Thursday, September 3, 2009

Anticristo


por Kleber Mendonça Filho
cinemascopio@gmail.com


No último Festival de Cannes, Lars von Trier espalhou uma série de "aspas" cínicas ao mostrar seu "Anticristo". "Eu sou o melhor cineasta do mundo" foi a mais popular, embora uma outra tenha chamado menos atenção. "Anticristo...", escreveu no material de imprensa, "foi feito com aproximadamente 50% da minha inteligência habitual". A obra seria ainda fruto de uma dura fase pós-depressão...

A teoria dos 50% não só renova o calculismo aberto de Von Trier para com o que filma (fonte de irritação para muitos), como explica a primeira sensação, durante a projeção, de que vemos as brutas do filme que teriam sido vagamente editadas. Esse meio-filme é falado na língua da psico-bobagem por marido e esposa (Willem Dafoe e Charlotte Gainsbourg), isolados numa cabana fabular após a perda do filho.

No entanto, algo ocorre durante essa obra de pés tortos e poucos amigos. Percebemos forças não catalogadas num cinema de gênero (o do horror) via autor incomum. São os delírios potentes de um anormal, seus personagens, bonecos de macumba que ele fura com grande alegria.

Von Trier, que inspirou sensações de apocalipse em obras que usavam a mulher como portadora do amor -"Ondas do Destino", "Dançando no Escuro", "Dogville"- está, enfim, livre para investir apenas no mal-estar mono.

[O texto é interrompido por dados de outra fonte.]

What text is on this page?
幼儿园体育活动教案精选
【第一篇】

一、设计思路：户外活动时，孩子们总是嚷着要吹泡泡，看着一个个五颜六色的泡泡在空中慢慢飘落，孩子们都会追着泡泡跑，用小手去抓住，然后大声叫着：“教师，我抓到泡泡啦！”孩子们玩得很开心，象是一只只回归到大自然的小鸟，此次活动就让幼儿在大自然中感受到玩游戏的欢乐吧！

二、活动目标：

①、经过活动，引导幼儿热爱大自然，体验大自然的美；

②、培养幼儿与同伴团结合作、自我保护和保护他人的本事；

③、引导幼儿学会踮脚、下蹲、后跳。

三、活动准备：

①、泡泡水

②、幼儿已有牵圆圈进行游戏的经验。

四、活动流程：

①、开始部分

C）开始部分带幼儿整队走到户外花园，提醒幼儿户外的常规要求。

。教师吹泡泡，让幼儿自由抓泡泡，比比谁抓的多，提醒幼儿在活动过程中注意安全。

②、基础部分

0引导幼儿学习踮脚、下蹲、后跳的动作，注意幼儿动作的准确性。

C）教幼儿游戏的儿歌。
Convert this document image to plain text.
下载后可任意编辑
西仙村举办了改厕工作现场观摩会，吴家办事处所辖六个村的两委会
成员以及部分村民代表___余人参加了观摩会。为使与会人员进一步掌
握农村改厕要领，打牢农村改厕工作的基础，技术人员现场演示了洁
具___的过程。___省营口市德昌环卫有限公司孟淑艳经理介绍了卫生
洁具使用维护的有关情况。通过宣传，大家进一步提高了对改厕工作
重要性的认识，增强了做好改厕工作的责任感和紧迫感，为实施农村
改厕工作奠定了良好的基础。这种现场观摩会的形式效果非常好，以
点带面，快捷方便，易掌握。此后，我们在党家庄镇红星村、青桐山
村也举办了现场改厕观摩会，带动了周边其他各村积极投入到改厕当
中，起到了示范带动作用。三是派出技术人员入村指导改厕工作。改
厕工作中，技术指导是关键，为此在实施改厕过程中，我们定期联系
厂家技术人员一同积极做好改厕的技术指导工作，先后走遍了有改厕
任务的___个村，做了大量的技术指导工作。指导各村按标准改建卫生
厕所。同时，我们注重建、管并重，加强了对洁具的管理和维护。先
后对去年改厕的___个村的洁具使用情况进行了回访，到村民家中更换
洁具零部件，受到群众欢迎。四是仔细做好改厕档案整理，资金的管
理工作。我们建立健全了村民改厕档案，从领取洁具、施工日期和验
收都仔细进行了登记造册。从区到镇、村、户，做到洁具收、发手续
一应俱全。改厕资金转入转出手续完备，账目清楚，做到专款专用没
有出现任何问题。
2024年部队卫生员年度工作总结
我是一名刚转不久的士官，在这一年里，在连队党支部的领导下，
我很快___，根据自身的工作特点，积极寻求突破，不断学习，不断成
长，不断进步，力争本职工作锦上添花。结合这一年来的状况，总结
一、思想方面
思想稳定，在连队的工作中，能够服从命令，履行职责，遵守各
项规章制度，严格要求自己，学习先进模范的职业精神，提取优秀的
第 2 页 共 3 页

Isso talvez explique o fato de

"Anticristo" ser 40 ou 60 minutos mais curto do que os outros.
Esse olhar é notável ao vermos o realizador dar um tom algo alienígena aos elementos de sempre no gênero. O prólogo, uma publicidade espetacular de xampu, atualiza a abertura de "Inverno de Sangue em Veneza", de Nicolas Roeg. A cabana lembra "A Morte do Demônio", de Sam Raimi.

No entanto, "Anticristo" irá seguir o caminho da mulher, que Gainsbourg obedece com fervor em elos femininos insuspeitos com a obra de José Mojica Marins. Essa mãe, uma das várias fêmeas-bicho do filme (todas com crias mortas), é o horror da natureza e instrumento astucioso de Satanás. A personagem, seguindo desígnios do autor, irá abrir a caixa de ferramentas para punir o prazer e a sexualidade. A plateia cruza as pernas.

Em Cannes, esse filme único gerou reações típicas no cinema extremo. Espectadores deixaram a sala no que mais pareciam atos políticos irados. Parecem não saber que o cinema de horror tem essa função há muito tempo, e que, para alguns artistas, xingamentos soam como música erudita.

Filme revisto no Arteplex Unibanco, São Paulo, Agosto 2009

1 comment:

Victor said...

Minha dose de Von Trier tá se esgotando a tempos. As merdas que acontecem diáriamente já me deixam horrorizado suficientemente.